2. Biting off more than you can chew
Folks tend to get overexcited about new technology. The temptation to add lots of features and functions to a website project is strong. The number of options for modern websites and apps can be thrilling. But I've seen lots of websites with more functionality than their audience needs or uses. Even if your visitors don't use it, you still have to maintain it.
Don't get too gung-ho about early plans for SEO strategies and payment systems. If you don't know what your audience wants, you'll build too much of the wrong thing. Not only that, but a website is generally only good for about five years at most. After that, the design of your site will be dated, and the state of the art will have moved on without you. Your juggernaut website will need to be reworked to fit new business needs or the evolution of the web. A big, complicated website has big, complicated maintenance needs.

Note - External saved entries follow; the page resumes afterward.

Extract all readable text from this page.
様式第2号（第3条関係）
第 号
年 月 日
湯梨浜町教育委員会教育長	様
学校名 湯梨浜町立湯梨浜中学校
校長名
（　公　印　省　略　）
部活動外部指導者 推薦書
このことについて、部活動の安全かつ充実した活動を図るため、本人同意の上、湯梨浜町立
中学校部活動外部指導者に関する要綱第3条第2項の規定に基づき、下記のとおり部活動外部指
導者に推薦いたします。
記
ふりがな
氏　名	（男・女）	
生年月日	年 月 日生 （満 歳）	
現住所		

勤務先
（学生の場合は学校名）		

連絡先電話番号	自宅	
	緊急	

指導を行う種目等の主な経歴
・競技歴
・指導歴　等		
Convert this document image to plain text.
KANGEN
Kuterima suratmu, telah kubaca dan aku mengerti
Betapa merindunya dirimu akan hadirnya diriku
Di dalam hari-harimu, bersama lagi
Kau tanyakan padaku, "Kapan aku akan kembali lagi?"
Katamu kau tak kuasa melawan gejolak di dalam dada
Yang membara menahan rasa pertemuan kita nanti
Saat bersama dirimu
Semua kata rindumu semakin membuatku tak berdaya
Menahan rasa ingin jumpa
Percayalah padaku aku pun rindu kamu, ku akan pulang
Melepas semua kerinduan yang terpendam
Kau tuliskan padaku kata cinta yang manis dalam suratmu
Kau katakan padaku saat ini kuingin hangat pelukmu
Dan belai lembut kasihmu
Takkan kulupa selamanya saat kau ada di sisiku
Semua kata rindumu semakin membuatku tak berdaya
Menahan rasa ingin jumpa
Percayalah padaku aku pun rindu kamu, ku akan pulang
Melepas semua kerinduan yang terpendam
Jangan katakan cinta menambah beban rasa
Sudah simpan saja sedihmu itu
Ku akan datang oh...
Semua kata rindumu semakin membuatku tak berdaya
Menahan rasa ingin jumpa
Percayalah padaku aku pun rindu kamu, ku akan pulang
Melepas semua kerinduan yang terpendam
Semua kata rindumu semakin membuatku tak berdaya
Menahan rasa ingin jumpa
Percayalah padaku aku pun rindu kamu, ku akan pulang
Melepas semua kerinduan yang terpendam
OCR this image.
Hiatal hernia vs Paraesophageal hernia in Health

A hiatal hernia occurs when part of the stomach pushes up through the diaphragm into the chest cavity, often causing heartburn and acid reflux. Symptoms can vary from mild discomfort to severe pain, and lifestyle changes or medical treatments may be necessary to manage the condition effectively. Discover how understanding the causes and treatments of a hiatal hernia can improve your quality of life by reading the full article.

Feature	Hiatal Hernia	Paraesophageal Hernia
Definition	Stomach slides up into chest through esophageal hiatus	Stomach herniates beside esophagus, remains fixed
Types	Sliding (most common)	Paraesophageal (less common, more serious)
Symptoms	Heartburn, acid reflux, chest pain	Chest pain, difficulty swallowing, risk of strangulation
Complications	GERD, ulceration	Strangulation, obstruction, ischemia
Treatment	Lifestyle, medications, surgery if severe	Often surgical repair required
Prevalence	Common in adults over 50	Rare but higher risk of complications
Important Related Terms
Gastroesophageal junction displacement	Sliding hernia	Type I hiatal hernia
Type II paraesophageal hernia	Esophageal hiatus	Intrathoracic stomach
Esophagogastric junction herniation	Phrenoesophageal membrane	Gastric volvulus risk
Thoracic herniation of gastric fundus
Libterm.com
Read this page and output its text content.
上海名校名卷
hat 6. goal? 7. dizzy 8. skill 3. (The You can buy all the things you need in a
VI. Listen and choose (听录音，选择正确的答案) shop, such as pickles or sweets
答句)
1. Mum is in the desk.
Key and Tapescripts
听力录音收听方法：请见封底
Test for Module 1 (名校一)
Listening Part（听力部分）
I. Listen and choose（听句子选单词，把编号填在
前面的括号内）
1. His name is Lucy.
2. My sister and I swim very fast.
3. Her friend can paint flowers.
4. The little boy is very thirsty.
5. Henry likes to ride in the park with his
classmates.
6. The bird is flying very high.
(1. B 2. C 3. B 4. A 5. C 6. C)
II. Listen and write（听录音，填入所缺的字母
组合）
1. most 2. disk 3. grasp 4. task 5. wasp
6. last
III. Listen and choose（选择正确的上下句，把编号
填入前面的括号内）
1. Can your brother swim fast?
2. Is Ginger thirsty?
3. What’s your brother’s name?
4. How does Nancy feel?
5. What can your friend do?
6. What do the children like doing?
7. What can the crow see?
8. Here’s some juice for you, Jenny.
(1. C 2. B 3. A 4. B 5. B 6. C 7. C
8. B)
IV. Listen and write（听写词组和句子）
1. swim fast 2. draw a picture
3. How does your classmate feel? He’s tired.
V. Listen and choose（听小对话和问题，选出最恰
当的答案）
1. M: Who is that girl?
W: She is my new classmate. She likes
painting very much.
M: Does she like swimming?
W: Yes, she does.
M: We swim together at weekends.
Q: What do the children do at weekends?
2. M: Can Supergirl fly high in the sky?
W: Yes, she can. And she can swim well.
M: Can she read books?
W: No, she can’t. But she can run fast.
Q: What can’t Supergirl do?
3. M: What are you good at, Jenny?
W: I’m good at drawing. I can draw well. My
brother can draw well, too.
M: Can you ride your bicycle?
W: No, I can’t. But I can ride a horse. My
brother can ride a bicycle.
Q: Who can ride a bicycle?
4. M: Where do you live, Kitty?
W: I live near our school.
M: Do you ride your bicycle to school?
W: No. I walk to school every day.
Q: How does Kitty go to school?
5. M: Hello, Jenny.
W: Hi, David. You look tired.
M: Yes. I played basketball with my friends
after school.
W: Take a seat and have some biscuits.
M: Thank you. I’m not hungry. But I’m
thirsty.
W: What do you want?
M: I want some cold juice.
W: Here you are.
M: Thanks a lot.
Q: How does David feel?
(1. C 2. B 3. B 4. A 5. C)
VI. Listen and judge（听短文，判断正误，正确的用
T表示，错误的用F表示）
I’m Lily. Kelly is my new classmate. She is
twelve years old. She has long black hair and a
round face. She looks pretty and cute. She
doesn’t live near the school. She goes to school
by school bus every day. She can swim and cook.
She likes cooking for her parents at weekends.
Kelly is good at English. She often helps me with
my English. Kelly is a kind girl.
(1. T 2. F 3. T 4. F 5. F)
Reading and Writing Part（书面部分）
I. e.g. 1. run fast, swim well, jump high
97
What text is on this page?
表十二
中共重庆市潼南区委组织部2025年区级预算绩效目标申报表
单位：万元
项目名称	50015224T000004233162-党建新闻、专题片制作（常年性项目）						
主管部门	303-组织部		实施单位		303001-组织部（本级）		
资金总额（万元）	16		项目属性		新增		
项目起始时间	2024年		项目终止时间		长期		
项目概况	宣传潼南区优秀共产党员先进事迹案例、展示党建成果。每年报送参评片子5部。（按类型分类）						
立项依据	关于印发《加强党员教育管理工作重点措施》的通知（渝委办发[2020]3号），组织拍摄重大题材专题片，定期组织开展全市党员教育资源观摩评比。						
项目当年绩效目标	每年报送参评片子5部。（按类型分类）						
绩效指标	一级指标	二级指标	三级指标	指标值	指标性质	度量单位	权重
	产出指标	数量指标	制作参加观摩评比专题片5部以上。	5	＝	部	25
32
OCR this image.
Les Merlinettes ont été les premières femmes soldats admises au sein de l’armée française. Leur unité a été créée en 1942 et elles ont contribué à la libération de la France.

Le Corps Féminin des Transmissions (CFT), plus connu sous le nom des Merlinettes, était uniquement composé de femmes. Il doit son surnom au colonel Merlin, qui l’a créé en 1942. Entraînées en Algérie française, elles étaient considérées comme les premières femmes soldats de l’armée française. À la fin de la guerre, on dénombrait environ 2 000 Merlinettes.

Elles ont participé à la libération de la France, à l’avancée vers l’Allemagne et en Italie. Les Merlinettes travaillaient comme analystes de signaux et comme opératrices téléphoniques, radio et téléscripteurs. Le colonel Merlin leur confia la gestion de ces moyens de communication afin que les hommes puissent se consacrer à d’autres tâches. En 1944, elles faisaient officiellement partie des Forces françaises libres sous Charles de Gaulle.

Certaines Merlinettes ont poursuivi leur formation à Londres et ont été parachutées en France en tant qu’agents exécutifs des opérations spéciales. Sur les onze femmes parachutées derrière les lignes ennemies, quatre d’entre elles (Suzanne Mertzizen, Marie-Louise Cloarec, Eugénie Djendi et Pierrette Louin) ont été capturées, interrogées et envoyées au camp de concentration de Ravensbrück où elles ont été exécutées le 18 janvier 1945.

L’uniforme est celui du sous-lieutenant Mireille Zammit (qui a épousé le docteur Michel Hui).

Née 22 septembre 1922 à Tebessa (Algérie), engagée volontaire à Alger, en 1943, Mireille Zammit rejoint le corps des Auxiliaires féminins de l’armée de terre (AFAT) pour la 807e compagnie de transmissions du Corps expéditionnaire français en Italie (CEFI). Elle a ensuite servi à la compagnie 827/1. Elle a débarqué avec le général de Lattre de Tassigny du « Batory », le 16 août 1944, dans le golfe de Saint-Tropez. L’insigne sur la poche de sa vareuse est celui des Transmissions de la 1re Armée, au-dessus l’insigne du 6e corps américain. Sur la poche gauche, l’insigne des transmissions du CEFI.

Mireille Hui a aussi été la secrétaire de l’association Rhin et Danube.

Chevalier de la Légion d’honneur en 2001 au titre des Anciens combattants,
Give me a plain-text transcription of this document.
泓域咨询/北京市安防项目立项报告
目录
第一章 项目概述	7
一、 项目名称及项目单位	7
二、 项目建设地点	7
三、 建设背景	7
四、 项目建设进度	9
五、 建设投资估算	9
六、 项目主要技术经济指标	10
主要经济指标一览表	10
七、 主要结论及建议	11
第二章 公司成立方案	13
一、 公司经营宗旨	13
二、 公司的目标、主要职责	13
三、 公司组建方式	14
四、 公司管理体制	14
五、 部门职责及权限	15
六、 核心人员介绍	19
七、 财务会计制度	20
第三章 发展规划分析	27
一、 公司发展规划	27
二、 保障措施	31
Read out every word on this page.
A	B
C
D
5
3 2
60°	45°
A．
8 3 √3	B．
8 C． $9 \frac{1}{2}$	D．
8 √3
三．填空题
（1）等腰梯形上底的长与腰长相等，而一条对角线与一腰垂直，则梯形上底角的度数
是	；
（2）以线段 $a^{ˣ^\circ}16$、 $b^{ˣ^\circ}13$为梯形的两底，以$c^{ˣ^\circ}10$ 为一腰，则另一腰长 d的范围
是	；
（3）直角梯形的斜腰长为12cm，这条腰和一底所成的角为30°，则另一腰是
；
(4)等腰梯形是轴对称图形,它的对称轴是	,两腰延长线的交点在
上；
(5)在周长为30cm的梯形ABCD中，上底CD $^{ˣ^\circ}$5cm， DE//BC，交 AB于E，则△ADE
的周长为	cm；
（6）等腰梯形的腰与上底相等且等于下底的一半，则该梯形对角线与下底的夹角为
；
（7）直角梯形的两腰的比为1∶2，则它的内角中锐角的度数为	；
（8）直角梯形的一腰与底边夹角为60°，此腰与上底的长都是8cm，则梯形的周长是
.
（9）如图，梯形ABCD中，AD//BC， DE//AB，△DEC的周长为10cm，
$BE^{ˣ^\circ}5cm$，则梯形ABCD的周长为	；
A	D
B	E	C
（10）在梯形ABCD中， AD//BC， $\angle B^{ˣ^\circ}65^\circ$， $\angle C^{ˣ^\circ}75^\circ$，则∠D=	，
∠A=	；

One of the great things about websites is that you can start small and add things as you need them. Start out with a pamphlet-style site, then add a blog or a shop. Iterate over your app and expand gently. Use analytics to figure out what your audience wants. Then put in the development time for it.
3. Not keeping (enough) backups
I'm fond of the saying, "One is none. Two is one." If you have only one copy of your data, you don't have data—you could lose everything in an instant. This goes double if your one copy is the live site. The internet is treacherous and servers go down every day. Your host will often keep backups; however, if you're on a cheap host, you should run your own backups. Cheap hosts back up partial data for short periods of time. This is to cover their butts, not yours.
A staging site shouldn't be considered a backup. The point of a staging site is to change things to see if they'll work before changing the live site. Therefore, it can't be a source of truth for your live site if something goes wrong.
You might already have backups set up, but do you have to run them manually? And how many backups are you keeping? The answers to those questions should be "no" and "at least a few months' worth." Doing backups manually is a good way to not have backups. Only keeping one or two recent backups is a good way to end up with only infected versions of your data. Then you won't be able to revert to a time before your blog advertised penis enlargement to your visitors.
Make sure to set up automatic backups and keep multiple versions. There's no excuse not to—cloud and physical storage are cheap and ubiquitous. Any CMS worth its salt will have a reliable automatic backup extension available. Any web dev worth their paycheck can set up automated backups, on or off a CMS.
4. Not doing (regular) maintenance
Unfortunately, unlike backups, maintenance can't be completely automated. Taking care of a website requires time, discipline, and technical know-how; however, if you keep things simple, maintenance won't take much. My maintenance checklist takes about 15 minutes to complete, if I don't have to squash bugs. Even if I do, it usually doesn't take long, since I take updates in small increments.
I run maintenance on my clients' websites at least once a month. I'll run through my whole checklist if I have an emergency security patch to implement. Sometimes if things are slow, I'll run maintenance weekly. Running through my maintenance checklist is a great Monday morning task. I think of it as doing the rounds to make sure everything's OK after the weekend.
Maintenance is an important part of everyone's life. It's the key to long-term happiness. Think about what happens if you stop maintaining your body. If you stop eating or sleeping, you'll break down. Eventually you'll stop functioning altogether. If you don't maintain your website, it too will break down—but not before it sabotages your reputation by giving your visitors a frustrating or ugly experience.